Kim Moon Young, Baik Soon Koo
Department of Internal Medicine, Institute of Basic Medical Science, Yonsei University Wonju College of Medicine, Wonju, Korea.
Korean J Gastroenterol. 2009 Sep;54(3):143-8. doi: 10.4166/kjg.2009.54.3.143.
Hyperdynamic circulation in patients with liver cirrhosis is characterized by increased cardiac output and heart rate, and decreased systemic vascular resistance with low arterial blood pressure and currently focused on understanding the pathogenesis because of possibility of developing novel treatment modality. Basically, these hemodynamic alternations arise from portal hypertension. Portosystemic collaterals develop to counterbalance the increased intrahepatic vascular resistance to portal blood flow and induce an increase in venous return to heart. Increased shear stress in vascular endothelial cell related high blood flow by portosystemic shunting contributes to this upregulation of eNOS resulting in NO overproduction. Additionally, bypassing through portosystemic collaterals and escaping degradation of over-produced circulating vasodilators in the diseased liver can promote the peripheral arterial vasodilation. Vasodilation of the systemic and splanchnic circulations lead to a reduced systemic vascular resistance, and increased cardiac output and splanchnic blood flow. Furthermore, neurohumoral vasoconstrictive systems including systemic nervous system, rennin angiotensin aldosterone system, and vasopressin are intensively activated secondary to vasodilation. However, hyperdynamic circulation would be more aggravated by the activated vasoconstrictive systems. With the progression of the cirrhotic process, hyperdynamic alternations can be more profound due to hyporesponsiveness to vasoconstrictors and increased shunt formation in conjunction with autonomic neuropathy. Eventually, splanchnic arterial vasodilation results in an increase portal venous inflow, maintaining the elevated portal venous pressure. Hyperdynamic circulation is intimately involved in portal hypertension with liver cirrhosis, therefore it is reasonable to have an interest in complete understanding of the pathogenesis of hyperdynamic circulation to develop novel treatment modality.
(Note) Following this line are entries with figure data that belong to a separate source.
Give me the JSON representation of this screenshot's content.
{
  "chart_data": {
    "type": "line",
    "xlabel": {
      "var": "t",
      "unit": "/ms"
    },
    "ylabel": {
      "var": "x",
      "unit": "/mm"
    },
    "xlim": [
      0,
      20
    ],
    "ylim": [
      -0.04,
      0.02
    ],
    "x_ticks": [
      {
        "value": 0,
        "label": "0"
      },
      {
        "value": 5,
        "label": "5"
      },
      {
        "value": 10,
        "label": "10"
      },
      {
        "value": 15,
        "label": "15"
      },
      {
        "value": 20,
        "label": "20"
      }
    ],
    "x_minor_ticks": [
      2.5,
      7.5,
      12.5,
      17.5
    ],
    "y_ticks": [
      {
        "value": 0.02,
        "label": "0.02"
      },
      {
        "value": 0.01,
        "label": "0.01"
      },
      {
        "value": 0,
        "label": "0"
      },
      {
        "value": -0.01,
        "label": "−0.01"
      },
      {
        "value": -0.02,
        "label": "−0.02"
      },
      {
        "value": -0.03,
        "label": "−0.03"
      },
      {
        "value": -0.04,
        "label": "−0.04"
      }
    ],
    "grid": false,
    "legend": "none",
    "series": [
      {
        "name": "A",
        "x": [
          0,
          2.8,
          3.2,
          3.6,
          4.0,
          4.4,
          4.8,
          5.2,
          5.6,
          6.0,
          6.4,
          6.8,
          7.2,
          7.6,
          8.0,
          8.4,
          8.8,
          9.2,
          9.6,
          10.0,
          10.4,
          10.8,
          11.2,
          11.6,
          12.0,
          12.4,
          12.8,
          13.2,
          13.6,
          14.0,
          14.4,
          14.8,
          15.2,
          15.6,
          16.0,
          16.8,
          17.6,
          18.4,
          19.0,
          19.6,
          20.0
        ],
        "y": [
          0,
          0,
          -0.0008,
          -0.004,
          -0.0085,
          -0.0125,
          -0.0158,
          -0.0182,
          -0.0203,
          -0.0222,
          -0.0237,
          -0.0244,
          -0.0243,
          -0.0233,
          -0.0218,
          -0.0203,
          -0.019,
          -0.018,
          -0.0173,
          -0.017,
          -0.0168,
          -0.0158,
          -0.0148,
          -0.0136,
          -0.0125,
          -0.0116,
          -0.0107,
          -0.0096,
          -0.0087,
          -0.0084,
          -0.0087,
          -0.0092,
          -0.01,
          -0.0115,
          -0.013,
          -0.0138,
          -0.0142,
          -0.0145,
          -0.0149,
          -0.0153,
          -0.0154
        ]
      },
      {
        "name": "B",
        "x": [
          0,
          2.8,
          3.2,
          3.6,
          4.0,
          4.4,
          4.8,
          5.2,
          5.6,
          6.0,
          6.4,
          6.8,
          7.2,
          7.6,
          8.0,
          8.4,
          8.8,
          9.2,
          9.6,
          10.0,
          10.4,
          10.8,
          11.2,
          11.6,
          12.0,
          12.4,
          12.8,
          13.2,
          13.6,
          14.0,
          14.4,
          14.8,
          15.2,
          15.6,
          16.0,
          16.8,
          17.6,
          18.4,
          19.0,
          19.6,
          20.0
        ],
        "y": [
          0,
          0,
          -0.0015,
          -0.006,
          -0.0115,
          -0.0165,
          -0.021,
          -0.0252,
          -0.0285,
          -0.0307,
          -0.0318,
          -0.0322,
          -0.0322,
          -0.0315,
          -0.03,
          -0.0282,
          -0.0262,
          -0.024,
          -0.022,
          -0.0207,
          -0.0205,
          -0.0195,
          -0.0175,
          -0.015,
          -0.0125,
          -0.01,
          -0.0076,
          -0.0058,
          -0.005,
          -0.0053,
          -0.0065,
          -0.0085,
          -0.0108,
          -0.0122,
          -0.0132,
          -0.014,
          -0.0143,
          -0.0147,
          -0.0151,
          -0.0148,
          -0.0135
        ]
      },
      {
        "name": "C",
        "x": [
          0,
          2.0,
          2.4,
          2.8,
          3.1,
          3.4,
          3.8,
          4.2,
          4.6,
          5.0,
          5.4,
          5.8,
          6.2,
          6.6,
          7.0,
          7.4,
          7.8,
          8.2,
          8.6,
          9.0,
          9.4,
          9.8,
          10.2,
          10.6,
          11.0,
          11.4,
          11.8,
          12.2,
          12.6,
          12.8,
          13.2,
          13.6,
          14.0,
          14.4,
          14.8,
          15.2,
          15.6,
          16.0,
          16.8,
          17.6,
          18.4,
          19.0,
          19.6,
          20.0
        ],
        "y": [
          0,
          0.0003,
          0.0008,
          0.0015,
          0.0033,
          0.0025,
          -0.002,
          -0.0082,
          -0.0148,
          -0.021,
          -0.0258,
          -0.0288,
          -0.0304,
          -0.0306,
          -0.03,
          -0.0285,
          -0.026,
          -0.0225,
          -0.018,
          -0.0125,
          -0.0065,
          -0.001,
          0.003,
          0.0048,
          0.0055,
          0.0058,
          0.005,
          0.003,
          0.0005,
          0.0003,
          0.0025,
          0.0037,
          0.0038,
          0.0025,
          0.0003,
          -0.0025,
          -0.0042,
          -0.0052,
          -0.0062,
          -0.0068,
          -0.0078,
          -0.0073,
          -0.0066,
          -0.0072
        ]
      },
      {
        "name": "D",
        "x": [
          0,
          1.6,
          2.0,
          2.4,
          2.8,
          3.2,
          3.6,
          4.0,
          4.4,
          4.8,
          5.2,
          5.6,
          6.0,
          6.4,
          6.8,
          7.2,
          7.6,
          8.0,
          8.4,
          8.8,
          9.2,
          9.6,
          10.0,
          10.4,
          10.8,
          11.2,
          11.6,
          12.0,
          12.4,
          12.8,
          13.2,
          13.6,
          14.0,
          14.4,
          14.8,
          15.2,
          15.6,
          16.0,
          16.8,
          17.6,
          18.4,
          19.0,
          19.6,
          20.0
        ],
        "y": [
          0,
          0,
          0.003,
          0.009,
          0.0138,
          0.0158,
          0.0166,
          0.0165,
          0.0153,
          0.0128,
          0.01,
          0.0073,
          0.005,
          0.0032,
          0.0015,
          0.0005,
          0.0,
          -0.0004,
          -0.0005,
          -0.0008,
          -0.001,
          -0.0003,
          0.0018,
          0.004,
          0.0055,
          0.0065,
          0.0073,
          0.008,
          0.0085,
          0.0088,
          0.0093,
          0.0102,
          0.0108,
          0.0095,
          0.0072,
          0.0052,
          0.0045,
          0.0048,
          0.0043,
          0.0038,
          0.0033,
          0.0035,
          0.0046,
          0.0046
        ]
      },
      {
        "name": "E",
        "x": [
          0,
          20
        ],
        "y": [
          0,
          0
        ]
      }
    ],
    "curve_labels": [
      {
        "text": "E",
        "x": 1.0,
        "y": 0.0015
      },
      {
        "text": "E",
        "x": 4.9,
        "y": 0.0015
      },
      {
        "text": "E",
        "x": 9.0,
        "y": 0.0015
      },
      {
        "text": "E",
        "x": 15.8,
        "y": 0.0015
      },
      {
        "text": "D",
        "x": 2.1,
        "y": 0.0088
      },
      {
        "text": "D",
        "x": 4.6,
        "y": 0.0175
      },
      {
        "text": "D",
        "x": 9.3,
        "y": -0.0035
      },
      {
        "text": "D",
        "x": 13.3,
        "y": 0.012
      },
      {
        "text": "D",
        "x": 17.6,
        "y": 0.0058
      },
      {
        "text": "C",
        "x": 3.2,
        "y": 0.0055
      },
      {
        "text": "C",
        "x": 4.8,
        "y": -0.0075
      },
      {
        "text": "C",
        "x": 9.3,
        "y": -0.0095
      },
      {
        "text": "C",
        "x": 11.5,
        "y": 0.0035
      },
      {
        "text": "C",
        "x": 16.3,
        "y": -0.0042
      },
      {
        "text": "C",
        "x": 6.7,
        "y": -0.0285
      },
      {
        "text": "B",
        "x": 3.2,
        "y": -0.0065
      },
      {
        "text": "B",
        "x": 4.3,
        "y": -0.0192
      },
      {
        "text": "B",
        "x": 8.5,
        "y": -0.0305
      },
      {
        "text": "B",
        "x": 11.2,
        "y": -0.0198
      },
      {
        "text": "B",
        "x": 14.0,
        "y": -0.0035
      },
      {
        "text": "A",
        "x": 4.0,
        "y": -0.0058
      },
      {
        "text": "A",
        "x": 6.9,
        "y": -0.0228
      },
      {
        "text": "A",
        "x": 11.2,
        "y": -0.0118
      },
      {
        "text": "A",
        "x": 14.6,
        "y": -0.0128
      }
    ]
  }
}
肝硬化患者的高动力循环特征为心输出量和心率增加,全身血管阻力降低,动脉血压偏低,目前由于可能开发新的治疗方式而专注于了解其发病机制。基本上,这些血流动力学改变源于门静脉高压。门体侧支循环形成以平衡肝内门静脉血流阻力增加,并导致静脉回心血量增加。门体分流导致血管内皮细胞处高血流相关的剪切应力增加,这有助于内皮型一氧化氮合酶上调,导致一氧化氮过度产生。此外,通过门体侧支循环的分流以及患病肝脏中过度产生的循环血管扩张剂逃脱降解可促进外周动脉血管扩张。全身和内脏循环的血管扩张导致全身血管阻力降低,心输出量和内脏血流量增加。此外,包括交感神经系统、肾素 - 血管紧张素 - 醛固酮系统和血管加压素在内的神经体液血管收缩系统在血管扩张继发下被强烈激活。然而,激活的血管收缩系统会使高动力循环更加严重。随着肝硬化进程的进展,由于对血管收缩剂反应性降低以及与自主神经病变相关的分流形成增加,高动力改变可能会更严重。最终,内脏动脉血管扩张导致门静脉流入增加,维持门静脉压力升高。高动力循环与肝硬化门静脉高压密切相关,因此有必要深入了解高动力循环的发病机制以开发新的治疗方式。